Children caring for children
Abba... Heavenly Father to the fatherless

Tuesday, March 23, 2010

Day 62: Unchallenged

I've been away...on vacation with friends; but, God has continued to teach me and hone my understanding of faith. I've also been advised by a very wise young man...my son James...that some people think my blogs are too long...humm...I guess they can be so I'll try to condense. They were long because this is by electronic journal; but, I'll keep it shorter and write personal family prayer request elsewhere.

If you've been following this blog you know God is teaching me about faith. I have struggled with questions like: God, is my faith strong enough? God, am I just not getting it and that is why I have to keep learning it? God, is there a reason I'm not seeing answers?
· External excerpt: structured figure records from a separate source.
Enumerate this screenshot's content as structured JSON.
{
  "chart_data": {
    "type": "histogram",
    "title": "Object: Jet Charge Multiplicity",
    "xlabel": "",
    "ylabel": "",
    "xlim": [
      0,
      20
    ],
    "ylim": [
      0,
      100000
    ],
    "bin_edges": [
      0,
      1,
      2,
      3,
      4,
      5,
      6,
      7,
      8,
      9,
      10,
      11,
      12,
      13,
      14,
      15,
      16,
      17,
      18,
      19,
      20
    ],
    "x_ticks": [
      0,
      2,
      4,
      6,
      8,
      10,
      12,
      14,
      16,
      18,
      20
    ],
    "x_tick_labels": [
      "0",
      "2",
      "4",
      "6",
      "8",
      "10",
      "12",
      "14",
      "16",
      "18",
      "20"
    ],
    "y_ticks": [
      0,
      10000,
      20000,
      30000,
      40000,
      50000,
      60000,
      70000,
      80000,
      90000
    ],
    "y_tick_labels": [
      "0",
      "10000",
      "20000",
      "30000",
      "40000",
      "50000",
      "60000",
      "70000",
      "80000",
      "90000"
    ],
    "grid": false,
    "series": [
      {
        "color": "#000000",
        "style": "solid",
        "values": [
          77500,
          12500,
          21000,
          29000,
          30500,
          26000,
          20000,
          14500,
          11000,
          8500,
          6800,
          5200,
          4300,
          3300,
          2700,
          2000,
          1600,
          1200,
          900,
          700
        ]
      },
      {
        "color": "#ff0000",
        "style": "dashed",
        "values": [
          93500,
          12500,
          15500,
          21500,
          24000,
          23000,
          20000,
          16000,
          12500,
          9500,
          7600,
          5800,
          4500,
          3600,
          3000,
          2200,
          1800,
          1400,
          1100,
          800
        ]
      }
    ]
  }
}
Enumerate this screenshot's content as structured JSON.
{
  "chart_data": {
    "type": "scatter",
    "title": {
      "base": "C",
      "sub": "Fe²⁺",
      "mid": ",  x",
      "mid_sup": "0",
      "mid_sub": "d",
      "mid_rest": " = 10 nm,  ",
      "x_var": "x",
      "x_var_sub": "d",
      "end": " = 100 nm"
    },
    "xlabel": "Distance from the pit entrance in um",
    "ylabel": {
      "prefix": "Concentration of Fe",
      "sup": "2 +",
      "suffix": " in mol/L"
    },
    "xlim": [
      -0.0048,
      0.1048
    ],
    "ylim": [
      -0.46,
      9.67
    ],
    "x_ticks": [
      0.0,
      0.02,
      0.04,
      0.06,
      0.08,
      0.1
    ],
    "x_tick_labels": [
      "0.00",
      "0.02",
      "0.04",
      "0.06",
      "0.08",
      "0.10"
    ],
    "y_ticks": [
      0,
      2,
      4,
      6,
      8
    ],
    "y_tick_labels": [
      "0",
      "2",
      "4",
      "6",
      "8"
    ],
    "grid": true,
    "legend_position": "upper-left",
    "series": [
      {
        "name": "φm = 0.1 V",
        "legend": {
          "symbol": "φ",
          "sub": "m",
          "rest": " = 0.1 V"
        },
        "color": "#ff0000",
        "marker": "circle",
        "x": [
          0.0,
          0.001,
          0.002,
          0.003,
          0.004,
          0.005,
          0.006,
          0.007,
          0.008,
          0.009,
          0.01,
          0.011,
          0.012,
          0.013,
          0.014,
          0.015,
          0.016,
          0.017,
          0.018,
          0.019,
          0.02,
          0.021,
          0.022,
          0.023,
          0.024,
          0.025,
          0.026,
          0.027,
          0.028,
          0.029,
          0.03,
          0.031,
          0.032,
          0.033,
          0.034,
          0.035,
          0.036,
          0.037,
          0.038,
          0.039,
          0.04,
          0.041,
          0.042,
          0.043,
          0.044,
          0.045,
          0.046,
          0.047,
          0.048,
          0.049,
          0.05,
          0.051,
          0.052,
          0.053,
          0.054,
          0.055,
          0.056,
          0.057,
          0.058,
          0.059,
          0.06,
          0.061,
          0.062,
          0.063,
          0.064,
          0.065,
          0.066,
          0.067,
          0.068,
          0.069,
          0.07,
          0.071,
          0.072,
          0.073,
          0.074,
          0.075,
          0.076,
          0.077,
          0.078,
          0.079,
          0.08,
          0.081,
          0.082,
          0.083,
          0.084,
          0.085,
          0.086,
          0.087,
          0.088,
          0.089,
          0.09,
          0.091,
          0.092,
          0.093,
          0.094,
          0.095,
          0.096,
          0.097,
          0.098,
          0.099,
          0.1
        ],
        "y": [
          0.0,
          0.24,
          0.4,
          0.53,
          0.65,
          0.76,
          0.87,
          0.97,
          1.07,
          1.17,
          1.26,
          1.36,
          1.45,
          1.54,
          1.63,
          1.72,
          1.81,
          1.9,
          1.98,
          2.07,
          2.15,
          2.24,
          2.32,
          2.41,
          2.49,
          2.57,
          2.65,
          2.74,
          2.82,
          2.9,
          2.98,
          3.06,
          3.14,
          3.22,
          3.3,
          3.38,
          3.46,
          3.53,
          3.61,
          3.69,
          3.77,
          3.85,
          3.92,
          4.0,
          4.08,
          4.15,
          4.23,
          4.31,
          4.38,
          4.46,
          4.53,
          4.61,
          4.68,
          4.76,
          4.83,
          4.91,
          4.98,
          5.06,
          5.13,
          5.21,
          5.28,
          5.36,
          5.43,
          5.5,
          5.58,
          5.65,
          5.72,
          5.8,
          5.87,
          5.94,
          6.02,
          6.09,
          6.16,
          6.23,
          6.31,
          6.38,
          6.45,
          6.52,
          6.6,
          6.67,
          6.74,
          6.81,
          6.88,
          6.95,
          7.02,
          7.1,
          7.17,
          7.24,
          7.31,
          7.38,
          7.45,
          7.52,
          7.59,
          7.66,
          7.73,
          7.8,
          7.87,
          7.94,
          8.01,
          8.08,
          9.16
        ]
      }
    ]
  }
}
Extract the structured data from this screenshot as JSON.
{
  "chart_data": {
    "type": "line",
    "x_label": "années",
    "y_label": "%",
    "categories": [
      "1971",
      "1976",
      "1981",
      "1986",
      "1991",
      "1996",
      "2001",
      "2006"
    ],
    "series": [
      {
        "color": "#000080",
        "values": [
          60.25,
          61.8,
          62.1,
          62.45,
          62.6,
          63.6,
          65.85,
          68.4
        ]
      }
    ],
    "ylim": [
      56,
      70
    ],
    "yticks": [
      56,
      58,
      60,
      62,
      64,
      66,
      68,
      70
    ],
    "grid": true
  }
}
I read this sentence in my Beth Moore study, Believing God, and I about jumped out of my seat. I had to rest on the sentence a bit. This is it

Faith that remains unchallenged ordinarily remains unchanged. (pg. 30)

That's it! As God continues to challenge my faith he is strengthening it, making it practical, giving me life moments to come back to when the going is difficult. I thought the initial move from NL to Court Circle was a financial move...so we must have messed up! But it wasn't. God was getting us ready to be missionaries not financially, but in faith! It is not that I'm not getting it and have to have continual remediation...praise the Lord. It is that I am getting it and he is helping me to strengthen those FAITH muscles...again, praise the Lord.

Now honestly, it is not a fun work out at times! But when I have to live through the really tough times I'm appreciative for the work out. Like an athlete that works muscles and skills again and again to the point of exhaustion and muscle aches...but sees the payoff in the game or race.

Lord, thank you! I can see blessing. I do see my inner spirit more confident and able to recognize my anxious thoughts so I can deal with them in faith. Continue to teach us what we need to know in order to survive, no flourish in your name, in SA. Oh, and about those fleeces....if it is in your will to answer in that manner, ok. If it is not in your will, ok. Just please let us know when the time is right in a manner that is undeniably you. We understand that faith involves some doubt and the possibility we could be wrong. We are willing totake the first step knowing you are right there with us.